Леви натянул на него шелковый халат, всунул в руку перо, бумагу, отхлебнул вина — и стихи полились, как бурный Гвадалкивир.
несся шумный поток.
Старый турок ни черта не записывал.
Отложив бумагу и перо, он ласкал гурию.
— В чем дело? — спросил Леви, — почему вы не записываете?!
Он рванул слугу за полу разметавшегося халата.
— Простите, — извинился турок, — я не знаю этого языка.
— Я сам не зню, — ответил Леви, — ну и что?
— И потом, если бы даже знал — все равно бы не смог — я безграмотный.
И он вновь обнял гурию.
Леви тут же уволил его. И вновь выбежал на ночную улицу. Слугу, который бы знал этот неизвестный язык, пришлось искать долго. Его звали Омар, он кончил два университета, был доктором наук, специалистом по поэзии мавританского возрождения.
Омар записывал искусно, воздушно, с вензелями, с пируэтами, а однажды — так даже закончил стих, начатый Леви, поразив его до немоты.
От неожиданности он даже сбросил руки гурии со своих плеч.
— Откуда? — спросил Леви, — откуда ты знаешь конец газели, которую я еще не придумал?!

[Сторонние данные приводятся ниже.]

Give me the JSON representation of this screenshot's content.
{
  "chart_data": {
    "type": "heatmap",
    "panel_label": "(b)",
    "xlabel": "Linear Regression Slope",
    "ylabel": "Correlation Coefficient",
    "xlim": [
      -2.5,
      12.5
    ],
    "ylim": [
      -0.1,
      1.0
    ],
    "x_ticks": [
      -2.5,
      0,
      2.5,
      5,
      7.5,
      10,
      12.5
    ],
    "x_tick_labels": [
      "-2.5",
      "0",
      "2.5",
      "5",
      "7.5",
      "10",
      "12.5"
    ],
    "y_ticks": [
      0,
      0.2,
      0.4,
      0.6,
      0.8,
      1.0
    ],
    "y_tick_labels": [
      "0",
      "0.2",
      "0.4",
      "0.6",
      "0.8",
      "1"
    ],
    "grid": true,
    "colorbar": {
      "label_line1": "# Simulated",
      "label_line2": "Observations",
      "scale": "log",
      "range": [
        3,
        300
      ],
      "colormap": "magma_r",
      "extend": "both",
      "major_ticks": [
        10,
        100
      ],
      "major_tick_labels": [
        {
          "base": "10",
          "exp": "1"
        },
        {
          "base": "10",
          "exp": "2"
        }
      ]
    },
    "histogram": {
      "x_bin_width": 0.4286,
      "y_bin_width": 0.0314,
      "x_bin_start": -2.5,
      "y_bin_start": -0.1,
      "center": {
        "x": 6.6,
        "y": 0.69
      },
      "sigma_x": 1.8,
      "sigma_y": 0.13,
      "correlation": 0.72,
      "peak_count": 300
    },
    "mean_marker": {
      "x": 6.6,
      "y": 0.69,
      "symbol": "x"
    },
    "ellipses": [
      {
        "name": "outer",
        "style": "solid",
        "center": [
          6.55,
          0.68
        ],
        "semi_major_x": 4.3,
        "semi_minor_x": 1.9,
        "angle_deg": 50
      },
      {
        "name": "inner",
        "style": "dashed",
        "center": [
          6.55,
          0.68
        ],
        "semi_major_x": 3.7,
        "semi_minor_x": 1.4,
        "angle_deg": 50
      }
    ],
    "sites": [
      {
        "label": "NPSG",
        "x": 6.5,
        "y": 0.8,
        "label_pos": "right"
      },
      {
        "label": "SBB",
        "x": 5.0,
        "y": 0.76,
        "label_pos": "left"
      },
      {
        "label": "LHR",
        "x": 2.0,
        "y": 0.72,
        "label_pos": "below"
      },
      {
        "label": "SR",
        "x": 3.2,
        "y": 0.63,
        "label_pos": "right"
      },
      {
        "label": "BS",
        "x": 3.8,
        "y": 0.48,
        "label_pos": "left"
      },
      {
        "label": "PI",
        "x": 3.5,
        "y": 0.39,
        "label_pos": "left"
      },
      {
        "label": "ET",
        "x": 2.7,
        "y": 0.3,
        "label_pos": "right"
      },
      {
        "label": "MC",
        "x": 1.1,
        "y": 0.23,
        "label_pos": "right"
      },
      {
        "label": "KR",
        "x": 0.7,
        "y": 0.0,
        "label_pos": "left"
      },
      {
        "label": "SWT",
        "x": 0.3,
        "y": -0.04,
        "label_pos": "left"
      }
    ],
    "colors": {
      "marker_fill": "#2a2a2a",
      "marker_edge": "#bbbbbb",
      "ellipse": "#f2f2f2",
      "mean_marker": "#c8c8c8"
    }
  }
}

— Учитель, — печально сказал Омар, — все, что вылетает из твоих святейших уст, уже давно написано, издано, переиздано и переплетено.
— Ты не ошибаешься, доктор?
— Нет, мой повелитель.
— И все‑таки ты ошибаешься. Слишком много знаешь ты — и в этом твоя главная ошибка… Все, что ты слышал, неверный, родилось сейчас, здесь, вот после этого бокала, после этого взгляда, после ее глаз, ее губ, в жарком июле 1141 года по христианскому календарю, в городе Кордове, в Аль — Андалус, перед ее захватом дикими племенами альмахадов…
Омар стоял, широко раскрыв чувственный докторский рот.
— Возможно, — продолжал Леви, — все это будет напечатано, издано, переиздано и переплетено в золотом переплете, возможно, но не торопи время. Цель далека, а день короток…
Фраза вылетела из него.
Омар бежал, бросив перо, бумагу и халат…
«Цель далека, а день короток». Леви все время думал над этой фразой. За кубком вина. С гурией. Один.
Он знал, что такое «короток», и понимал, что такое «день».
Его день, который клонился к закату.
Но цель?..
Какова была цель в этом коротком дне?..
Он искал ее. В театре. В вине. В гуриях. В мыслях великих…
Надо сказать, что группа была столь увлечена творческими проблемами — покупкой, упаковкой, поднятием своего морального состояния на еще более высокий, почти недосягаемый уровень, что пропажу Леви обнаружили где‑то перед самой посадкой в самолет» Ту-154». Стали вспоминать, кто и когда видел его в последний раз в Кордове — и, оказалось — никто, кроме Семена Тимофеевича, который видел Леви всего несколько часов тому назад. Творческие работники сгруппировались вокруг него, требуя, чтобы он немедленно вспомнил — где? Гегемон долго тер лоб, морщил его и, наконец, вспомнил — во сне… И все группа бросилась на поиски — было как‑то неудобно возвращаться с заграничными шмотками и без отечественного Ягера… И к тому же все резонно опасались, что за потерю Ягера их всех погонят с работы.